Chapter 5 - Data Class Builders

The chapter mainly covers three different types of data class builders, the collections named tuple object, the typing named tuple object, and the data class feature of Python, which is declared by having a annotation above a class, which specifies it's a data class. Classic named tuples from the collections object seems just outdated, and seems to be used for demonstration purposes. Typed named tuples and data classes seem to cover a lot of the same ground. Data classes seem to be the more ideal implementation, and the more readable, in my mind. So, I think I would use data classes. Talks about the difference between instance variables and class variables, and workarounds in data classes to declare these. That is, variables that are attributes of an instance declared of that class, and attributes available to the class itself, and not to the instance. These are declared using the init var and class var functions within data classes library. It also covers data classes as a code smell, the idea that data classes can be indicative of poor system design, where instead there's probably behavior that also belongs to the data class, which should instead be implemented in just a full-blown class, not a data class specifically. So, it can indicate refactoring is needed, where behavior is pulled back into the data class as functions to make a regular class. It also briefly touches on pattern matching class instances, with different ways to do that, which specifies with simple class patterns, keyword class patterns, and positional class patterns, really just matching variables using keyword patterns seems to be the most readable and usable. I assume pattern matching will be covered more later. The author notes it’s probably more important to know how to use classes in this way rather than write them

Chapter 6 - Object References, Mutability, and Recycling

The chapter covers immutable and mutable objects equality references, so checking if A == B. For immutable objects, it's checking the IDs, so it can be safe, but for mutable objects, it's checking the values. It talks about simple assignments of variables that don't create copies of objects, but if you do a plus equals or times equals, it will create a new object on the left-hand side if it's bound to an immutable object, but it may modify mutable objects in place. It talks about if there's an existing value, it does not change the object previously bound to it, because that's called rebinding. The variable is now bound to a different object. Once there are zero references to an object, then it will be garbage collected and deleted, which the del operator removes references. It doesn't necessarily delete unless the reference count is zero. Function parameters are passed as aliases, which means that the function may change any mutable object received as an argument, so you need to be very careful when processing things like lists, where you need to create a copy of the list before processing or modifying it. There's no way to prevent that except create local copies or using immutable objects, so passing a tuple instead of a list. Using mutable objects as defaults for a function parameter is dangerous, because if the default is modified, then every future call of that function relies on that default, which will now reference the modified object instead of the empty list as default or whatever default you actually assigned.
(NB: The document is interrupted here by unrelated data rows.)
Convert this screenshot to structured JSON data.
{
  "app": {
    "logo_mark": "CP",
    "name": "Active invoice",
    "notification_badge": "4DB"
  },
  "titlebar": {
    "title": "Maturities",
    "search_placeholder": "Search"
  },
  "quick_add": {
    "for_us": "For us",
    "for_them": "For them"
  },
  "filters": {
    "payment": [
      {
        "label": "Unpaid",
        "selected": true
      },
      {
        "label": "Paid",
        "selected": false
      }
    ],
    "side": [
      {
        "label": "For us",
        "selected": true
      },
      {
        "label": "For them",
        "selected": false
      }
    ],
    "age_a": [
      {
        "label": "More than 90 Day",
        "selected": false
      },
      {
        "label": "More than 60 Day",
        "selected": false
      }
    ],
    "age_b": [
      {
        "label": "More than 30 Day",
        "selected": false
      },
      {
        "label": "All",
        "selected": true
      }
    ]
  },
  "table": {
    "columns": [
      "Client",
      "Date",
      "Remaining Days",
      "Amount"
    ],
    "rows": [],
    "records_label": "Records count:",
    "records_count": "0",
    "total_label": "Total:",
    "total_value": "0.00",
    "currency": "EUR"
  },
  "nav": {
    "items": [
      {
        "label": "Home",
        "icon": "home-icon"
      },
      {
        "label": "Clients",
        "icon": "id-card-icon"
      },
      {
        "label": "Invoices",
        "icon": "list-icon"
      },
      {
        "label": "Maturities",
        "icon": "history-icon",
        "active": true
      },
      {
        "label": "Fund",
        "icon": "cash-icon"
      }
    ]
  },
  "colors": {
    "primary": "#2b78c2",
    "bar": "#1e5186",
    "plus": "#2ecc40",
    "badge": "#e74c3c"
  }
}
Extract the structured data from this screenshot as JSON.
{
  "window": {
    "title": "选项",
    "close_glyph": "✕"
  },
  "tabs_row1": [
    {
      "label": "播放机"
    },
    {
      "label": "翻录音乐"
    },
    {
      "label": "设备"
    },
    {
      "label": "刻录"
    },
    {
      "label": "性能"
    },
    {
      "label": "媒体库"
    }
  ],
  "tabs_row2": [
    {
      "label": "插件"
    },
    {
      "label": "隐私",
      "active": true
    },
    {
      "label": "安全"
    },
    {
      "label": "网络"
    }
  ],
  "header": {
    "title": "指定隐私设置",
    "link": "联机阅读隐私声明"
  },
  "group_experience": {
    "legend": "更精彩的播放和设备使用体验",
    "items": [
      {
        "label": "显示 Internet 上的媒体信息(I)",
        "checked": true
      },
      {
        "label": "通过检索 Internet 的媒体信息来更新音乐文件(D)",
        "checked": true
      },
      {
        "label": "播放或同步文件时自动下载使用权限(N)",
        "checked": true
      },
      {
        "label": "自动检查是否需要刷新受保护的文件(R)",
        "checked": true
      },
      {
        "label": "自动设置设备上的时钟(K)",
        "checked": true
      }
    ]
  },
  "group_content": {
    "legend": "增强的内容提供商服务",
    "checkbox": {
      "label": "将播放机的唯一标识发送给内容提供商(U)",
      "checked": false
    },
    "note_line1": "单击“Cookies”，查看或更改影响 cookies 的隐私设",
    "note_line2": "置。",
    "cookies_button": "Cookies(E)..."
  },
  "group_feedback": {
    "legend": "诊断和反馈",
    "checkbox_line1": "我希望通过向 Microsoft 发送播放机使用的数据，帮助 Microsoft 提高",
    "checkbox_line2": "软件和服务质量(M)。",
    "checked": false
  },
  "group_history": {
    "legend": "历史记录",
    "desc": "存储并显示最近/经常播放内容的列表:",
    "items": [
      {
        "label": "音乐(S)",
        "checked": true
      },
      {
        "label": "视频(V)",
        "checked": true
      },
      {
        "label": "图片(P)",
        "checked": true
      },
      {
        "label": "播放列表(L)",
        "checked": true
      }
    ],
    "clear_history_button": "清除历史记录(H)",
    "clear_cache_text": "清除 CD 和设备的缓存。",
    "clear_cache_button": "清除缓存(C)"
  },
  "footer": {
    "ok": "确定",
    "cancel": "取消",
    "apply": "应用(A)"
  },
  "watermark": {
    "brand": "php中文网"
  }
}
The author makes the point that this chapter would not be necessary if all Python objects were immutable. This is just like the edge cases around having immutable and mutable objects. References languages like Elixir, where all data types are immutable by default to avoid some of these. Immutable objects are the main reason why programming threads is so hard to get right. Threads mutating objects without proper synchronization produce corrupted data. However, excessive synchronization, on the other hand, causes deadlocks, which I'm sure will be covered in later chapters.